Not Wrong, Just Early

By 1996, Mr. Pickens had receded from the spotlight, and his fortune was dwindling. Mesa was sputtering, and when new management came in, Mr. Pickens left the company he had built from the dusty ground up.

So he started a hedge fund.

It was the ’90s after all, and Mr. Pickens raised some $30 million from friends, chipped in about $10 million of his own and called it BP Capital. The losses came swiftly, and within three years, he had squandered almost all of the money.

Then in 2000, he bet heavily on natural gas, believing that the price would soon rise. He was right, and again made a mint. Mr. Pickens proceeded to go on a hot streak, correctly betting on price fluctuations in oil and gas for years and becoming a billionaire.

He began giving away money as fast as he made it. He donated $50 million to University of Texas institutions in Houston and Dallas. He has given some $500 million to Oklahoma State, where the football team now plays in Boone Pickens Stadium. And he developed Mesa Vista Ranch, acquiring adjacent properties, installing man-made lakes and erecting palatial estates.
“I truly believe I was put on this Earth to make money, but also to be generous with it,” Mr. Pickens, whose current worth is estimated at $500 million, said in his email.

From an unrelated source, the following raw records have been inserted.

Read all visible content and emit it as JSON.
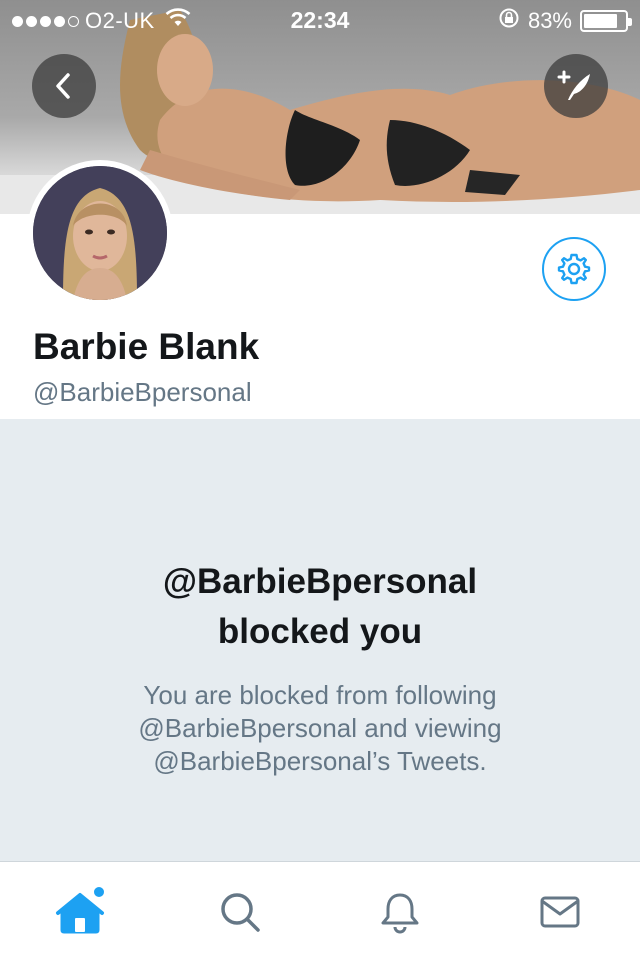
{
  "status_bar": {
    "carrier": "O2-UK",
    "time": "22:34",
    "battery": "83%",
    "battery_level": 0.83,
    "signal_bars": 4,
    "icons": [
      "signal-dots-icon",
      "wifi-icon",
      "rotation-lock-icon",
      "battery-icon"
    ]
  },
  "header": {
    "back_icon": "chevron-left-icon",
    "compose_icon": "compose-tweet-icon"
  },
  "profile": {
    "display_name": "Barbie Blank",
    "handle": "@BarbieBpersonal",
    "settings_icon": "gear-icon"
  },
  "blocked": {
    "title_line1": "@BarbieBpersonal",
    "title_line2": "blocked you",
    "message_line1": "You are blocked from following",
    "message_line2": "@BarbieBpersonal and viewing",
    "message_line3": "@BarbieBpersonal’s Tweets."
  },
  "tab_bar": {
    "tabs": [
      {
        "icon": "home-icon",
        "active": true
      },
      {
        "icon": "search-icon",
        "active": false
      },
      {
        "icon": "bell-icon",
        "active": false
      },
      {
        "icon": "mail-icon",
        "active": false
      }
    ]
  },
  "colors": {
    "accent": "#1da1f2",
    "text_primary": "#14171a",
    "text_secondary": "#657786",
    "blocked_bg": "#e6ecf0"
  }
}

Famously cantankerous, Mr. Pickens made his share of enemies. He was accused of being a “greenmailer” — taking a stake in a company and then making himself so annoying that management would pay him to go away — though that’s not precisely what he did.

And his views on immigration have often been extreme. Mr. Pickens, who hosted a fund-raising meeting for President Trump at Mesa Vista, echoed the president’s calls for a curb on immigration from Middle Eastern countries. “I’d cut off the Muslims from coming into the United States until we can vet these people,” he said.

Mr. Pickens was still restless in his early 80s. In 2008, convinced that the United States’ reliance on oil imported from the Middle East posed a major economic and national security threat, he pushed what he called the Pickens Plan. It was an effort to convince Americans that it was time to abandon Middle Eastern oil, embrace natural gas and make a transition to renewable power.

“We’re infidels with most of these people, and they have no use for us,” he said in 2010. “We’re getting more and more dependent on the wrong people.”

Mr. Pickens spent upward of $100 million promoting his ideas. Around the same time, he announced plans to build the world’s largest wind farm in the Texas Panhandle.

They were bold bets, but they were misguided. Within years, the cost of both oil and gas had fallen. The wind farm was never built.
Accepting Mortality

As Mr. Pickens withdraws from the public stage, his influence is still widely felt. When activist investors like Nelson Peltz and Bill Ackman take on big-name companies like Procter & Gamble and Chipotle, they are, wittingly or not, following in his footsteps.

“This way of thinking about value and the shareholder was revolutionary at the time,” Ms. Jaffe said. “He set a course that others imitate today.”

Over the past year, Mr. Pickens suffered a series of strokes, and took what he described as a “Texas-sized fall.” His failing health prompted a bout of self-reflection.

“Just a year ago I felt immortal, wearing my age with pride, even joking about it,” he wrote on LinkedIn. “But things have changed for me since the strokes. I clearly am in the fourth quarter, and the clock is ticking and my health is in decline, much as it is with others in my stage of life.”

It was a remarkable admission from a wildcatter who, even at 89 years old, was still drilling. Mr. Pickens, who shook up the oil business, who shaped a generation of shareholder activists, who supported dubious propaganda aimed at a presidential candidate and who was ahead of his time in evangelizing for renewable energy, was finally calling it quits.

“Don’t for a minute think I’m being morbid,” Mr. Pickens wrote.

“When you’re in the oil business like I’ve been all my life, you drill your fair share of dry holes, but you never lose your optimism.”